Thursday, February 9, 2017

How to present diversity

Okay, so I've been busy writing my book and not this blog.  Sorry 'bout that.

But an interesting conversation I had on Twitter about presenting your characters that are people of color brought up issues that I have struggled with in the "Sleepwar Saga" series I'm writing now.  The poster made a very good point, and yet I can't say I 100% agree, either.

The Tweeter in question advised writers to state up front the ethnicities of their non-white characters.  The poster said that the presumed-white mentality is so strong that if you don't bring ethnicity up as one of the first things about your character, they will be assumed white by your audience and that view will be hard to shake.

I agree with this, actually.  I think diversity is important - not just in regards to race, but sexuality and physical ability, too - and so it is important that the reader recognizes this about your characters so as to experience the diversity correctly.

However...  I worry about stating up front that a character is black, South Asian, Hispanic, whatever.  Why would that concern me?  Well, for a couple of reasons.

One is that when you're being introduced to a new character, you are absorbing their primary traits in an attempt to understand who they are.  If one of the main traits I choose to mention is that a character is (say) Vietnamese, then the worry (possibly unfounded) is that the reader will pigeonhole that character as "Asian" above and beyond any other attributes.

In other words, they'll remember that the leads include: "the smart one, the athletic one, the nerd, and the Asian chick."

Yes, I can have a well-rounded character with all sorts of subtleties, but if I have prioritized her ethnicity as a defining feature, will the reader do the same?

Also, I never want to "other" my characters.  That is to say, if I feel the need to state one character is black, but never think I have to point out that the others are white, I have singled out "blackness" as aberrant.  I am presenting white as default and describing any deviation from the assumed norm.  And I never want to do that.
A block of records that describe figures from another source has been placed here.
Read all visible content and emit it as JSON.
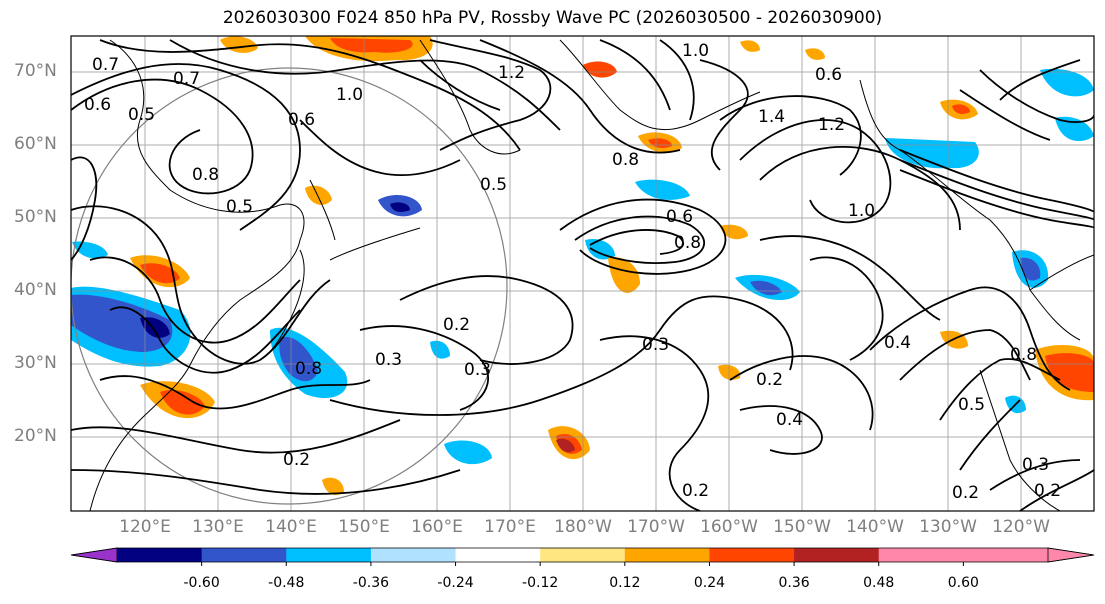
{
  "title": "2026030300 F024 850 hPa PV, Rossby Wave PC (2026030500 - 2026030900)",
  "lat_labels": [
    "70°N",
    "60°N",
    "50°N",
    "40°N",
    "30°N",
    "20°N"
  ],
  "lon_labels": [
    "120°E",
    "130°E",
    "140°E",
    "150°E",
    "160°E",
    "170°E",
    "180°W",
    "170°W",
    "160°W",
    "150°W",
    "140°W",
    "130°W",
    "120°W"
  ],
  "contour_labels": [
    "0.7",
    "0.6",
    "0.7",
    "0.5",
    "0.6",
    "1.0",
    "1.2",
    "1.0",
    "0.6",
    "1.4",
    "1.2",
    "1.0",
    "0.8",
    "0.5",
    "0.8",
    "0.6",
    "0.8",
    "0.5",
    "0.2",
    "0.3",
    "0.3",
    "0.8",
    "0.3",
    "0.2",
    "0.4",
    "0.2",
    "0.5",
    "0.8",
    "0.2",
    "0.4",
    "0.2",
    "0.3",
    "0.2"
  ],
  "colorbar": {
    "ticks": [
      "-0.60",
      "-0.48",
      "-0.36",
      "-0.24",
      "-0.12",
      "0.12",
      "0.24",
      "0.36",
      "0.48",
      "0.60"
    ],
    "colors": [
      "#9933cc",
      "#000080",
      "#3355cc",
      "#00bfff",
      "#b0e2ff",
      "#ffffff",
      "#ffe680",
      "#ffa500",
      "#ff4500",
      "#b22222",
      "#ff88aa",
      "#ff88aa"
    ]
  },
  "legend": {
    "fill_colors": {
      "neg_strong": "#000080",
      "neg_mid": "#3355cc",
      "neg_light": "#00bfff",
      "pos_light": "#ffa500",
      "pos_mid": "#ff4500",
      "pos_strong": "#b22222"
    }
  }
}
Most of the time, I try to describe one characters whiteness for every instance I talk about another character's non-white color.  To ensure that it is a descriptor applied equally and not to demarcate those people who stand out as non-standard.
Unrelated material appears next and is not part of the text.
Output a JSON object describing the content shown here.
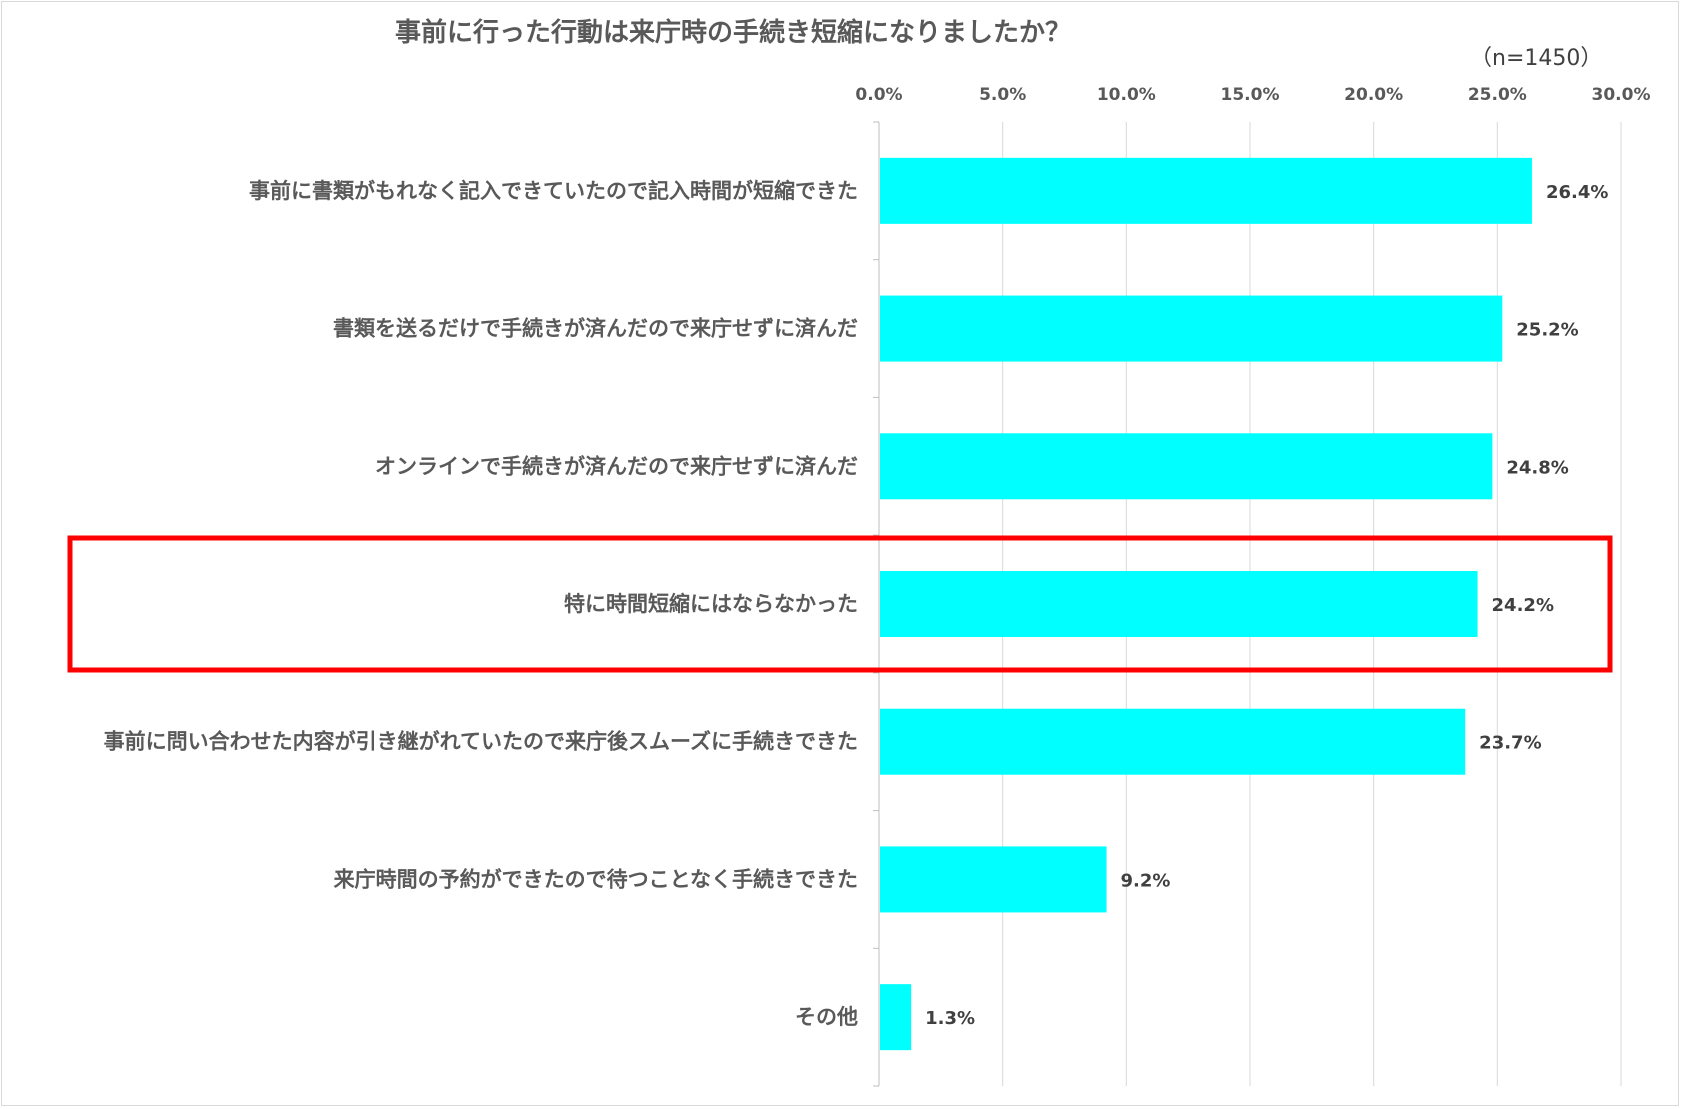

What, then, is the solution?  Probably what that Twitter poster said, but I still go back and forth.  I don't want to disrespect either my characters or my readers by having race be any kind of defining aspect of my characters.

Their upbringing (of which culture, and society's response to their ethnicity, will be a part) certainly is a strong influence on who they are.  But the color of their skin or the shape of their eyes ought not to be who they are.  On any level, as far as I am concerned.
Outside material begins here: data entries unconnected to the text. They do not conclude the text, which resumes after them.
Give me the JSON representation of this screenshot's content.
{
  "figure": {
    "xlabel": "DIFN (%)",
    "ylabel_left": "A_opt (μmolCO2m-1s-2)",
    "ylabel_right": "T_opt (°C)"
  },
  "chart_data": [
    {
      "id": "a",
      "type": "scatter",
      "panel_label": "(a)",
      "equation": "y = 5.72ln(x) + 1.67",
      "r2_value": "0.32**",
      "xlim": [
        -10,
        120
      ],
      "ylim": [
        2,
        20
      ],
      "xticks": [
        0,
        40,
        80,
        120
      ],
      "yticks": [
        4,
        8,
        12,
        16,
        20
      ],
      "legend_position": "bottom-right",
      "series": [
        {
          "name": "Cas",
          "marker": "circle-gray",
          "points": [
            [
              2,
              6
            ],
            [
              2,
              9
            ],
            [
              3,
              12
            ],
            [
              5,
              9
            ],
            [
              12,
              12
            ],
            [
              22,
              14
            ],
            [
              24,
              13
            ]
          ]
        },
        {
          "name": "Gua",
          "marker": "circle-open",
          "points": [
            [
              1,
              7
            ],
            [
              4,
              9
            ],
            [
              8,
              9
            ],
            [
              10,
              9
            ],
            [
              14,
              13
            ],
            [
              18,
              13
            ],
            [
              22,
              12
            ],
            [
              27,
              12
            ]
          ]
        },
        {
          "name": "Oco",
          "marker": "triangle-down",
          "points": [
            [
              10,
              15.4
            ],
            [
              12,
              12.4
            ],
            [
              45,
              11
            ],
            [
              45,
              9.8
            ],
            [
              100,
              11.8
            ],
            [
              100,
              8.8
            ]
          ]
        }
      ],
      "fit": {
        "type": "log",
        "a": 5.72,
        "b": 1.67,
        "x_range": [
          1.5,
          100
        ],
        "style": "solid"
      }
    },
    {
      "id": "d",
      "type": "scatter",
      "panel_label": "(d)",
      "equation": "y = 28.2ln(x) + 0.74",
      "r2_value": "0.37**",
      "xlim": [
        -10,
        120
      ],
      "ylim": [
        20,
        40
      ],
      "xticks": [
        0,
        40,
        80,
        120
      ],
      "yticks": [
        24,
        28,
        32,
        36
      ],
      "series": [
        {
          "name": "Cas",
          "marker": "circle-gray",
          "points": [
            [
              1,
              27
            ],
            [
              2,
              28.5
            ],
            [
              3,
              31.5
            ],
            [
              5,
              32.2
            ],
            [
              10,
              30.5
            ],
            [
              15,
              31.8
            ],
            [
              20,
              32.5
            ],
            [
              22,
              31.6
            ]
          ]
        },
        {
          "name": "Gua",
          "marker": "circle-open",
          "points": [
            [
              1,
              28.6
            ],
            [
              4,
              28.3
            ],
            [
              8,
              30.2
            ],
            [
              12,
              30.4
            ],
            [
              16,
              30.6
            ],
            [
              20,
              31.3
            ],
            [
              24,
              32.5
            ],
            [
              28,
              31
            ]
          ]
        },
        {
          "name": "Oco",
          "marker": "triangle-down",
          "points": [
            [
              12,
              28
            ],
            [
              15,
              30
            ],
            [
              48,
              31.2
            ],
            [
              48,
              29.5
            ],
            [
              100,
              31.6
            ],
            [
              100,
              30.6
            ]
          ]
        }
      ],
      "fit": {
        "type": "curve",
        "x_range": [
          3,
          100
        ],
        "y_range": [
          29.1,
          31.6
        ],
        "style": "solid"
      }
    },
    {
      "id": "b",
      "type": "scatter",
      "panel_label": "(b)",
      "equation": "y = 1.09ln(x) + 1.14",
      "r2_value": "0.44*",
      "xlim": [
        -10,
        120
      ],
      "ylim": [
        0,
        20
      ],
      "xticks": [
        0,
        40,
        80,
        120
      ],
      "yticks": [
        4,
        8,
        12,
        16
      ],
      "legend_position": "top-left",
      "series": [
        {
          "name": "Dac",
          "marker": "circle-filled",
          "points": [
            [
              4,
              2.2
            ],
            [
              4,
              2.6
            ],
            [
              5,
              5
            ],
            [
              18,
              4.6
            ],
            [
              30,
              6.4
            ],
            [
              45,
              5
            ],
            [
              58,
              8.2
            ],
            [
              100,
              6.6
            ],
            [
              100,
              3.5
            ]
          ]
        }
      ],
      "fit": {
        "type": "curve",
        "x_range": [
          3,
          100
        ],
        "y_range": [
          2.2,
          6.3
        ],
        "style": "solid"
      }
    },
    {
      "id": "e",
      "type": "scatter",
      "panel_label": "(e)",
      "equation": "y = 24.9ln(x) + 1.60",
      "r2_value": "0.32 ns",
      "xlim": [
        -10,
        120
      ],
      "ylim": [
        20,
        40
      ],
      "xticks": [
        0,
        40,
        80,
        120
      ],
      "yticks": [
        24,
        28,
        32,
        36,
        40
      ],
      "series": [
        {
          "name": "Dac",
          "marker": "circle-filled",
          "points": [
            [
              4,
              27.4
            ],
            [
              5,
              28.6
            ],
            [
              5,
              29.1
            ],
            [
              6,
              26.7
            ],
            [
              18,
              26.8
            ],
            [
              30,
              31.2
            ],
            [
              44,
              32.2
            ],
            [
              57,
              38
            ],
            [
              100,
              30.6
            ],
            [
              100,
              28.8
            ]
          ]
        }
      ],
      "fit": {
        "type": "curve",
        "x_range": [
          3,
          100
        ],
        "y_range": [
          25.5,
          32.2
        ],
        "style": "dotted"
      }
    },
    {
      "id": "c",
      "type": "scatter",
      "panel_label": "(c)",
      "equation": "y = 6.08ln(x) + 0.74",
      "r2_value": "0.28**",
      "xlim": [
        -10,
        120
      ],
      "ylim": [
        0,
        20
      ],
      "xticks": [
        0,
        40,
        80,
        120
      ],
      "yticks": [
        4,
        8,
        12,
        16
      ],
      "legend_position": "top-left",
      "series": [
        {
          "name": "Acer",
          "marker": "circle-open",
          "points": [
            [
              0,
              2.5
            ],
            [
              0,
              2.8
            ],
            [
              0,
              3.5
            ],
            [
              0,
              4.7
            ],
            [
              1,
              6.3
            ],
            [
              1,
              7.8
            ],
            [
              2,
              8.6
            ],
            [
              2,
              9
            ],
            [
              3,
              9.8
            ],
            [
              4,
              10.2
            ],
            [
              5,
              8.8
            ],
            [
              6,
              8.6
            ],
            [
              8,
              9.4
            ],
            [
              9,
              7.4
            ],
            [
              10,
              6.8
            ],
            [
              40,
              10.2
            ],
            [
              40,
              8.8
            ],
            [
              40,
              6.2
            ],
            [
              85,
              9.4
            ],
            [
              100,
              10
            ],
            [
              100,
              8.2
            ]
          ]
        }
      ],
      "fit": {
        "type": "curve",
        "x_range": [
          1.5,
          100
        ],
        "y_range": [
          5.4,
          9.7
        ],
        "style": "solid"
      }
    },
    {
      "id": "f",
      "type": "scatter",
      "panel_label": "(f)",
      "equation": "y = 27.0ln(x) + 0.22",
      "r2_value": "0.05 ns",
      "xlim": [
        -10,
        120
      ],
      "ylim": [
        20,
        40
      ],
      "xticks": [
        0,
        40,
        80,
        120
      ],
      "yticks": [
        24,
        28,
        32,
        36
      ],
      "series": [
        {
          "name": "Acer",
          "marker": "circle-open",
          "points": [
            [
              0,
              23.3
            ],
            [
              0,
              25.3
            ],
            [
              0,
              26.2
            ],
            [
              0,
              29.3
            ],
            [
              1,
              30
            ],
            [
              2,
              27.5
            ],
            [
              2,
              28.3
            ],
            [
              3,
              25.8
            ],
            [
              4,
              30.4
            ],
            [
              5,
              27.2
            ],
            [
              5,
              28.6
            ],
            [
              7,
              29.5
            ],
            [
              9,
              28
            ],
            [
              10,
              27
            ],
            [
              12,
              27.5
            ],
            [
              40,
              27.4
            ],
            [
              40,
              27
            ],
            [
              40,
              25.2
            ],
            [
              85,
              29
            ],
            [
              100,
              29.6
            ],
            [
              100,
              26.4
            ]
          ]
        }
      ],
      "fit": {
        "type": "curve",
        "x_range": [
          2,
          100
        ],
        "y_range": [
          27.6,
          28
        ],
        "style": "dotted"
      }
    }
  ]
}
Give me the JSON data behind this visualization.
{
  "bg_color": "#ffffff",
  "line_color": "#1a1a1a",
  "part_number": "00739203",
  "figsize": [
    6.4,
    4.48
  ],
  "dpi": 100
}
I like to use strong and unique names for my characters when I can.  If everyone is "Pete", "Dave", "Sandra", "Jill", then it is all too easy for the reader to forget which bland label belongs to which individual.  If they have stronger, less common, names then it is easier to tell them apart.

Luckily for me, this also helps with the dilemma of introducing a character's ethnicity.  In "Straw Soldiers" two minor characters (Kaz's friends at school) were named "Julia Ng" and "Daisy Rivera".  I hope that any reader knows the ethnicities of these girls without being told.

Similarly, my current work in progress features an extremely minor character named "DeShawn" whose skin color I do not feel needs to be stated.  His personality is not a stereotype, but his name is recognizably African American in the way that "Brian" would not be.

This can't be done for every character who is non-white, of course, but on occasion is does bypass the problem I struggle with.

What do you think?  How problematic is it to single out a character's ethnicity for comment?  And how problematic is it not to do so, and have the reader just assume everyone is white?